Exclusif : trois professionnels de santé sur quatre continuent de travailler avec une infection respiratoire saisonnière fébrile !

Paris, le mardi 25 août 2015 - Chaque jour ou presque, les médecins, notamment généralistes, reçoivent en consultation des patients qui refusent l’arrêt de travail qui leur est recommandé. Ils présentent une rhinopharyngite aiguë accompagnée de fièvre et disent souffrir d’un surcroît de fatigue et pourtant, ils refusent d’abandonner leur poste pour quelques jours. Les raisons invoquées sont nombreuses : sentiment que leur travail ne pourra être réalisé en leur absence, refus d’imposer des tâches supplémentaires à leurs collègues, conviction qu’une pathologie bénigne n’est pas une raison suffisante pour s’arrêter. Face à ces explications, les médecins mesurent souvent la différence entre ces obstinés et ceux qui jugent impossible de poursuivre leur activité professionnelle à la moindre douleur. Ils tentent parfois de convaincre les impétrants mais sans succès.

Arrêter de travail quand on est malade : une idée qui fait tousser !

Ces derniers, il est vrai, leur ressemblent beaucoup. Car médecins, infirmiers, pharmaciens font partie de ceux qui refusent d’abandonner leurs missions, même quand une rhinite ou une mauvaise toux viennent les assaillir. C’est ce que confirme un sondage réalisé sur notre site du 27 juillet au 24 août : il apparaît que la grande majorité des professionnels de santé (76 %), bien qu’atteints d’une infection respiratoire saisonnière, ne s’arrêtent pas de travailler. Plus encore, ils ne sont que 1 % à affirmer cesser systématiquement leur activité dans le but de ne pas contaminer leurs patients ; tandis que si 21% peuvent éventuellement lever le pied, c’est d’abord parce qu’ils sont fébriles et que ce symptôme sans doute amoindrit leurs capacités. Ces résultats montrent que l’idée d’infecter ses malades (qui était spécifiquement mentionnée dans le libellé de notre question) n’incite pourtant pas les professionnels à s’éloigner un temps de leur cabinet, de leur service ou de leur officine. Il apparaît même peut-être que c’est d’abord le caractère gênant de certains symptômes (la fièvre) qui peut avoir une influence décisive, avant le risque de contamination pour les malades. Cependant, on constate (à la marge il est vrai) que plus le contact entre le professionnel et le patient est susceptible d’être "étroit", plus la cessation d’activités est fréquente. Ainsi, la proportion d’infirmières affirmant ne pas arrêter de travailler en cas d’affection respiratoire saisonnière (73 %) est un peu plus faible que celle des médecins (77 %) et des pharmaciens (79 %).

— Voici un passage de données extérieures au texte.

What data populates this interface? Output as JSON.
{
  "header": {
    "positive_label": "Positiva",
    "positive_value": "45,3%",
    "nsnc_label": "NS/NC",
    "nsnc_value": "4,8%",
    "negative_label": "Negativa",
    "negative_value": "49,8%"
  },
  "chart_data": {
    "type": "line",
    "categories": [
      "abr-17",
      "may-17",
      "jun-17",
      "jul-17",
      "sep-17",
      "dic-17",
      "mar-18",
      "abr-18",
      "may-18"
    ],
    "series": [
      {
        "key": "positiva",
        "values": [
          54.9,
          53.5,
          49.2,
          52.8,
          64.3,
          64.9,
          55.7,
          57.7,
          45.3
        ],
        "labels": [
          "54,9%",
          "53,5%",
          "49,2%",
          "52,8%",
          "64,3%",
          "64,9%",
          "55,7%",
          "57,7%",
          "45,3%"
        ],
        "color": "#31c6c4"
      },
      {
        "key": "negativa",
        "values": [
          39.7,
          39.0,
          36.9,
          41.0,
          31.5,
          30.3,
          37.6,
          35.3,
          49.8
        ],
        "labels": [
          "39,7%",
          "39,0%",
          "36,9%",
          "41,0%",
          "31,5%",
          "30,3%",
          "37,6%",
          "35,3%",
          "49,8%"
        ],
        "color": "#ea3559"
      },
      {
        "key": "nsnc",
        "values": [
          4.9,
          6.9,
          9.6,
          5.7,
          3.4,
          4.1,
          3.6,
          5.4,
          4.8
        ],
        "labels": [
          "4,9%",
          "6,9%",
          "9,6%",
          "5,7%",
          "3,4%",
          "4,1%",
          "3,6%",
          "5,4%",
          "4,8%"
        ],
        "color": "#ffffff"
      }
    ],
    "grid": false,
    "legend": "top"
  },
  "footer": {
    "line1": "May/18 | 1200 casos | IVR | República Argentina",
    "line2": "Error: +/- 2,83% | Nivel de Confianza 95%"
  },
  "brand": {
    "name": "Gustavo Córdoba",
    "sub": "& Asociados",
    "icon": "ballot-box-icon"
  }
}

Sondage realisé du 27 juillet au 23 août

Pas assez grave

Cette propension à se maintenir en activité n’est probablement pas une méconnaissance des risques de transmission aux patients (mais peut-être une certaine minimisation de cette éventualité). Les raisons expliquant cette attitude sont plus certainement d’abord liées à l’organisation du travail : l’impossibilité d’un remplacement (qui s’observe tant en ville qu’à l’hôpital) impose aux professionnels de demeurer auprès de leurs patients en dépit des risques auxquels ces derniers pourraient être exposés. S’ajoutent également parfois des considérations financières, plus prégnantes lorsque l’exercice est libéral. Enfin, des convictions d’ordre idéologique interviennent également fréquemment : dans l’esprit de beaucoup de professionnels de santé, seuls des pathologies graves peuvent justifier d’interrompre son activité.

Sur les deux rives de l’Atlantique

Ces différentes raisons ont été exprimées par un panel de professionnels de santé de l’hôpital d’enfants de Philadelphie interrogés sur leur comportement en cas d’affections saisonnières. Les résultats obtenus laissaient apparaître une tendance tout aussi marquée chez ces professionnels que chez les praticiens français à ne pas abandonner leur poste : 83,1 % des praticiens interrogés indiquaient être venus travailler bien que "malades" au moins une fois au cours de l’année écoulée. En cas de toux ou de rhinite, 75 % des professionnels se déclaraient être de même prêts à continuer à soigner.  Des proportions très élevées ne préjugeant rien de la prise de conscience du risque encouru par les patients : 95,3 % des personnels interrogés affirmaient être parfaitement conscients de ce risque.